The main problem is that a[i] depends of a[i-1], so the only direct way that comes to my mind would be waiting for each a[i-1] number to be ready, which takes a lot of time and makes no sense. Is there any approach in Open MP for solving this problem?
You're Carl Friedrich Gauss in the 18 century and your grade school teacher has decided to punish the class with a homework problem that requires a lot or mundane repeated arithmetic. In the previous week your teacher told you to add up the first 100 counting numbers and because you're clever you came up with a quick solution. Your teacher did not like this so he came up with a new problem which he thinks can't be optimized. In your own notation you rewrite the problem like this
a[0] = b[0];
for (int i = 1; i < size; i++) a[i] = a[i-1] + b[i];
then you realize that
a0 = b[0]
a1 = (b[0]) + b[1];
a2 = ((b[0]) + b[1]) + b[2]
a_n = b[0] + b[1] + b[2] + ... b[n]
using your notation again you rewrite the problem as
int sum = 0;
for (int i = 0; i < size; i++) sum += b[i], a[i] = sum;
How to optimize this? First you define
int sum(n0, n) {
int sum = 0;
for (int i = n0; i < n; i++) sum += b[i], a[i] = sum;
return sum;
}
Then you realize that
a_n+1 = sum(0, n) + sum(n, n+1)
a_n+2 = sum(0, n) + sum(n, n+2)
a_n+m = sum(0, n) + sum(n, n+m)
a_n+m+k = sum(0, n) + sum(n, n+m) + sum(n+m, n+m+k)
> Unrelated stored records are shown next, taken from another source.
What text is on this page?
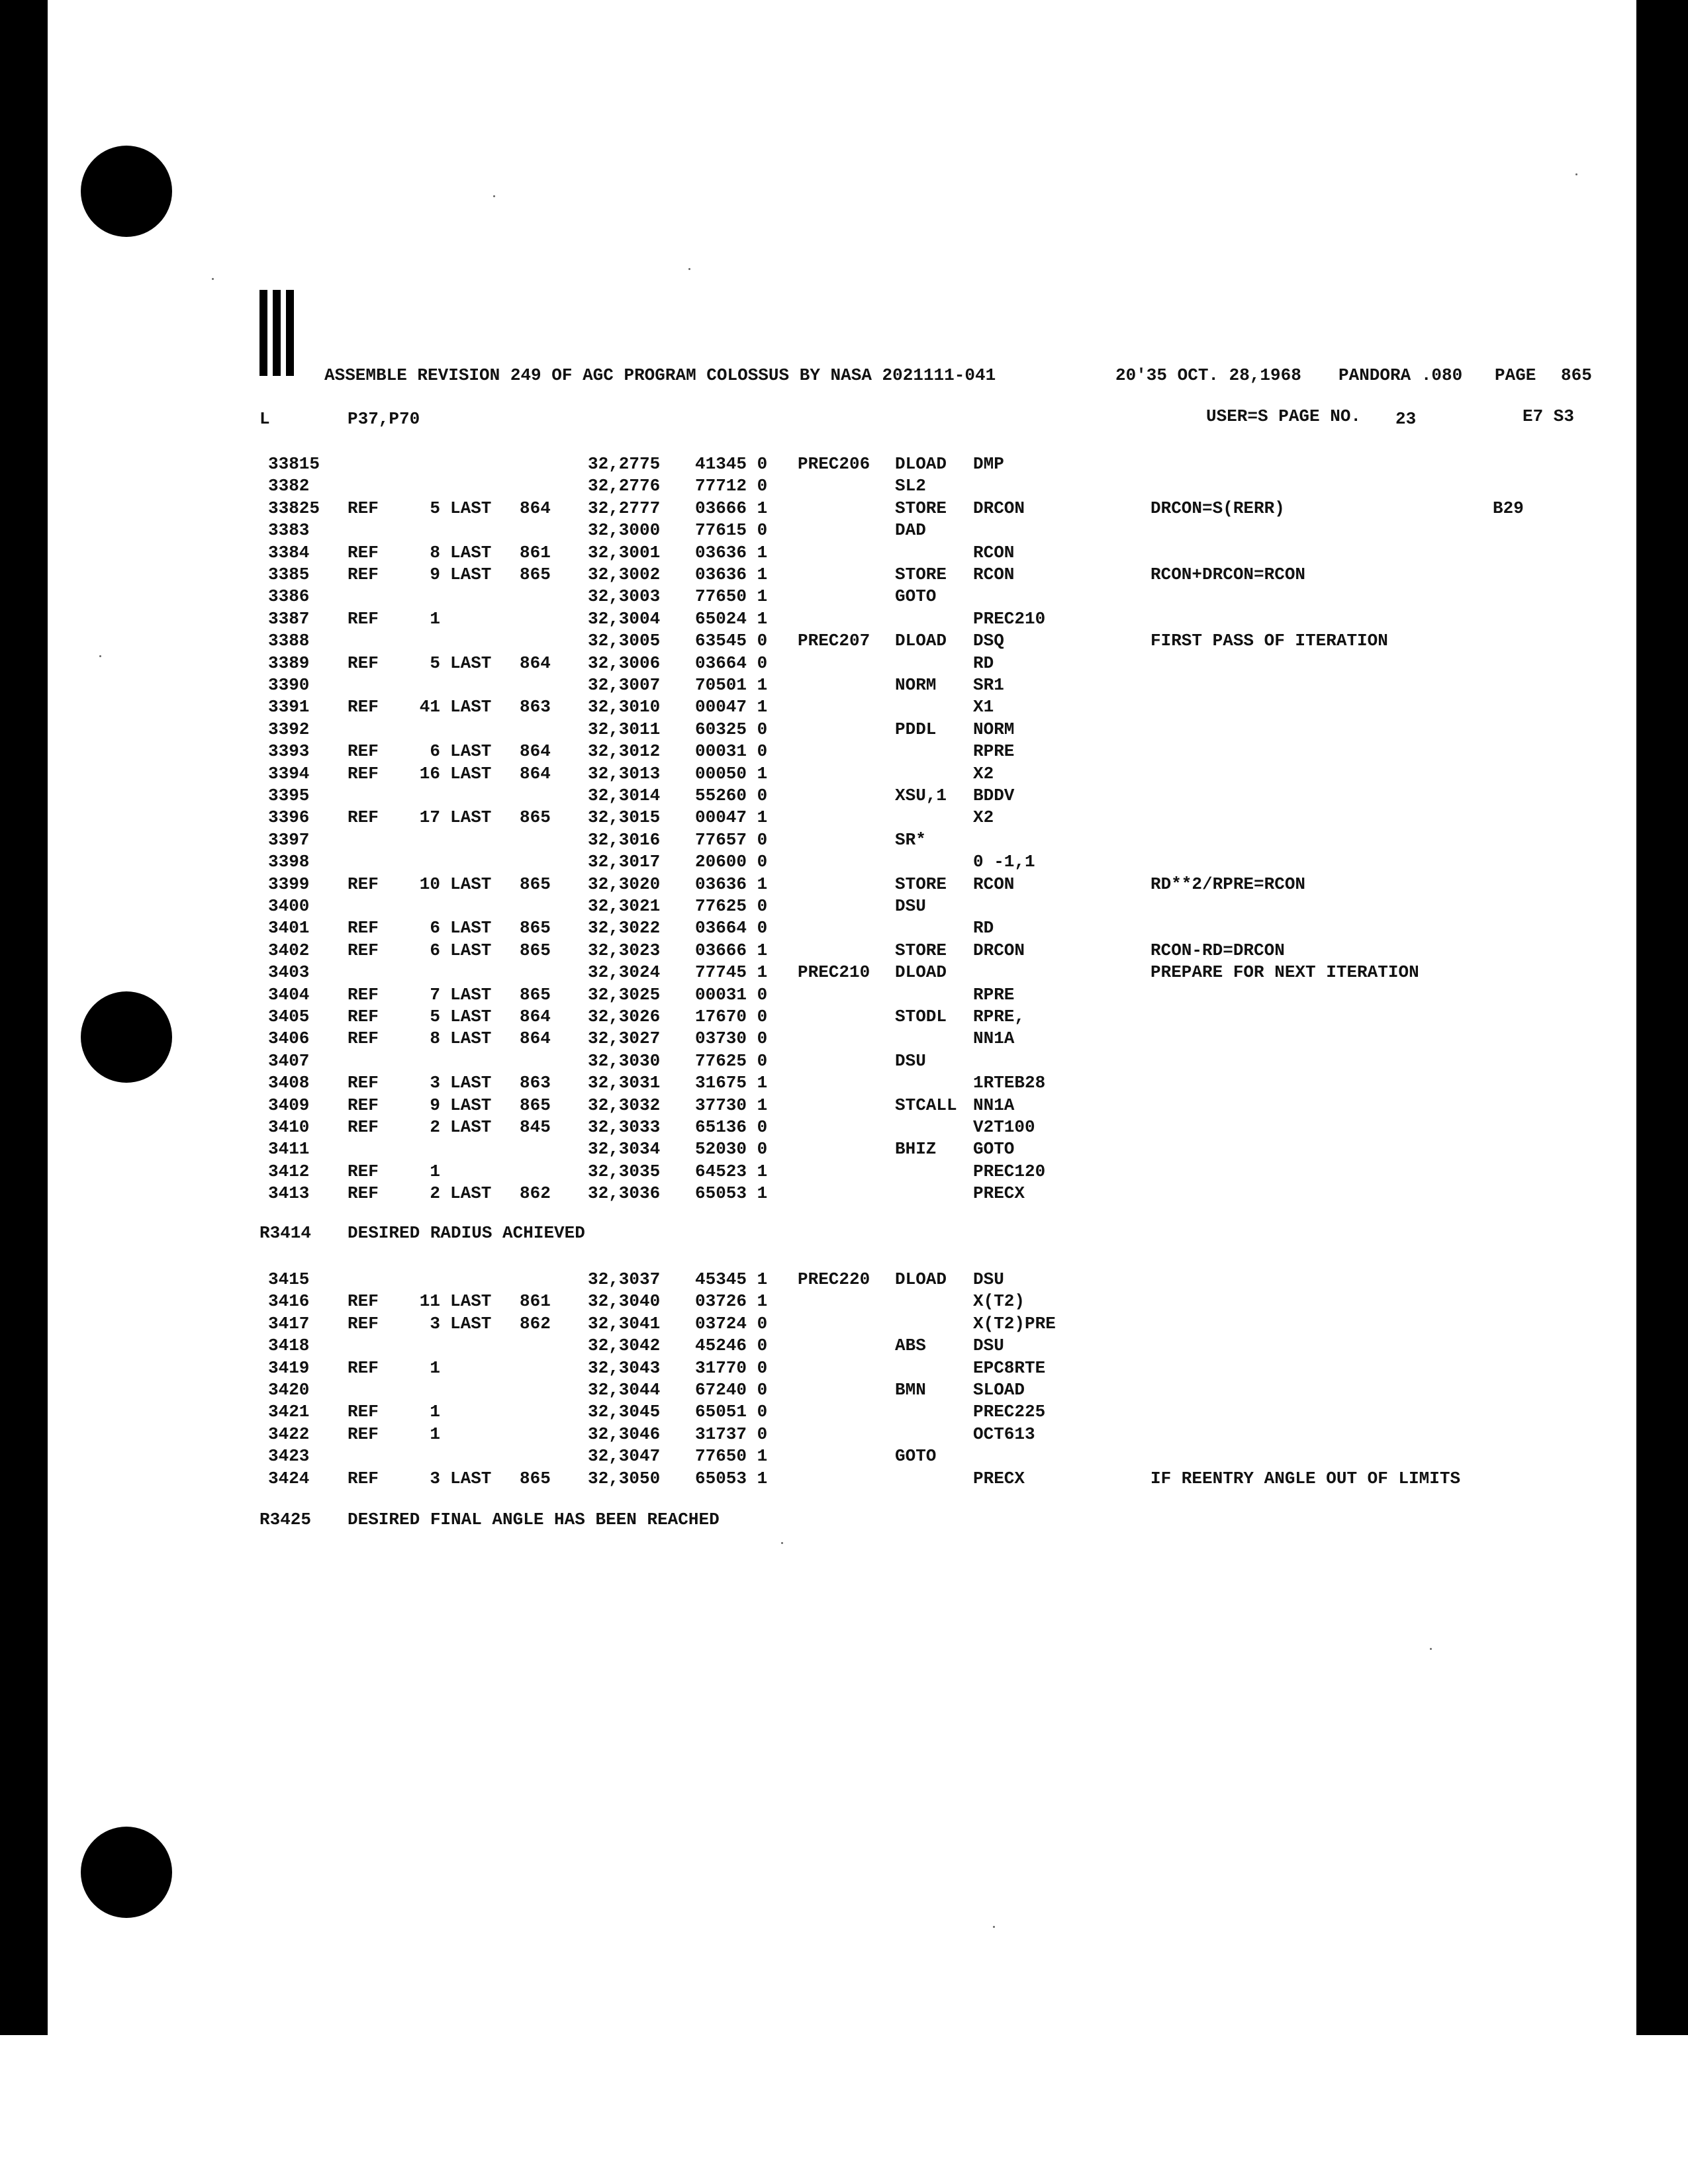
ASSEMBLE REVISION 249 OF AGC PROGRAM COLOSSUS BY NASA 2021111-041	20'35 OCT. 28,1968 PANDORA .080 PAGE 865
L	P37,P70	USER=S PAGE NO. 23	E7 S3
33815	32,2775 41345 0 PREC206 DLOAD DMP
3382	32,2776 77712 0	SL2
33825 REF	5 LAST 864 32,2777 03666 1	STORE DRCON	DRCON=S(RERR)	B29
3383	32,3000 77615 0	DAD
3384 REF	8 LAST 861 32,3001 03636 1	RCON
3385 REF	9 LAST 865 32,3002 03636 1	STORE RCON	RCON+DRCON=RCON
3386	32,3003 77650 1	GOTO
3387 REF	1	32,3004 65024 1	PREC210
3388	32,3005 63545 0 PREC207 DLOAD DSQ	FIRST PASS OF ITERATION
3389 REF	5 LAST 864 32,3006 03664 0	RD
3390	32,3007 70501 1	NORM SR1
3391 REF	41 LAST 863 32,3010 00047 1	X1
3392	32,3011 60325 0	PDDL NORM
3393 REF	6 LAST 864 32,3012 00031 0	RPRE
3394 REF	16 LAST 864 32,3013 00050 1	X2
3395	32,3014 55260 0	XSU,1 BDDV
3396 REF	17 LAST 865 32,3015 00047 1	X2
3397	32,3016 77657 0	SR*
3398	32,3017 20600 0	0 -1,1
3399 REF	10 LAST 865 32,3020 03636 1	STORE RCON	RD**2/RPRE=RCON
3400	32,3021 77625 0	DSU
3401 REF	6 LAST 865 32,3022 03664 0	RD
3402 REF	6 LAST 865 32,3023 03666 1	STORE DRCON	RCON-RD=DRCON
3403	32,3024 77745 1 PREC210 DLOAD	PREPARE FOR NEXT ITERATION
3404 REF	7 LAST 865 32,3025 00031 0	RPRE
3405 REF	5 LAST 864 32,3026 17670 0	STODL RPRE,
3406 REF	8 LAST 864 32,3027 03730 0	NN1A
3407	32,3030 77625 0	DSU
3408 REF	3 LAST 863 32,3031 31675 1	1RTEB28
3409 REF	9 LAST 865 32,3032 37730 1	STCALL NN1A
3410 REF	2 LAST 845 32,3033 65136 0	V2T100
3411	32,3034 52030 0	BHIZ GOTO
3412 REF	1	32,3035 64523 1	PREC120
3413 REF	2 LAST 862 32,3036 65053 1	PRECX
R3414 DESIRED RADIUS ACHIEVED
3415	32,3037 45345 1 PREC220 DLOAD DSU
3416 REF	11 LAST 861 32,3040 03726 1	X(T2)
3417 REF	3 LAST 862 32,3041 03724 0	X(T2)PRE
3418	32,3042 45246 0	ABS	DSU
3419 REF	1	32,3043 31770 0	EPC8RTE
3420	32,3044 67240 0	BMN	SLOAD
3421 REF	1	32,3045 65051 0	PREC225
3422 REF	1	32,3046 31737 0	OCT613
3423	32,3047 77650 1	GOTO
3424 REF	3 LAST 865 32,3050 65053 1	PRECX	IF REENTRY ANGLE OUT OF LIMITS
R3425 DESIRED FINAL ANGLE HAS BEEN REACHED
So now you know what to do. Find t
classmates. Have each one work on a subset of the numbers. To keep it simple you choose size
is 100 and four classmates t0, t1, t2, t3
then each one does
t0 t1 t2 t3
s0 = sum(0,25) s1 = sum(25,50) s2 = sum(50,75) s3 = sum(75,100)
at the same time. Then define
fix(int n0, int n, int offset) {
for(int i=n0; i<n; i++) a[i] += offset
}
and then each classmates goes back over their subset at the same time again like this
t0 t1 t2 t3
fix(0, 25, 0) fix(25, 50, s0) fix(50, 75, s0+s1) fix(75, 100, s0+s1+s2)
You realize that with t
classmate taking about the same K
seconds to do arithmetic that you can finish the job in 2*K*size/t
seconds whereas one person would take K*size
seconds. It's clear you're going to need at least two classmates just to break even. So with four classmates they should finish in half the time as one classmate.
Now your write up your algorithm in your own notation
int *suma; // array of partial results from each classmate
#pragma omp parallel
{
int ithread = omp_get_thread_num(); //label of classmate
int nthreads = omp_get_num_threads(); //number of classmates
#pragma omp single
suma = malloc(sizeof *suma * (nthreads+1)), suma[0] = 0;
//now have each classmate calculate their partial result s = sum(n0, n)
int s = 0;
#pragma omp for schedule(static) nowait
for (int i=0; i<size; i++) s += b[i], a[i] = sum;
suma[ithread+1] = s;
//now wait for each classmate to finish
#pragma omp barrier
// now each classmate sums each of the previous classmates results
int offset = 0;
for(int i=0; i<(ithread+1); i++) offset += suma[i];
//now each classmates corrects their result
#pragma omp for schedule(static)
for (int i=0; i<size; i++) a[i] += offset;
}
free(suma)
You realize that you could optimize the part where each classmate has to add the result of the previous classmate but since size >> t
you don't think it's worth the effort.
Your solution is not nearly as fast as your solution adding the counting numbers but nevertheless your teacher is not happy that several of his students finished much earlier than the other students. So now he decides that one student has to read the b
array slowly to the class and when you report the result a
it has to be done slowly as well. You call this being read/write bandwidth bound. This severely limits the effectiveness of your algorithm. What are you going to do now?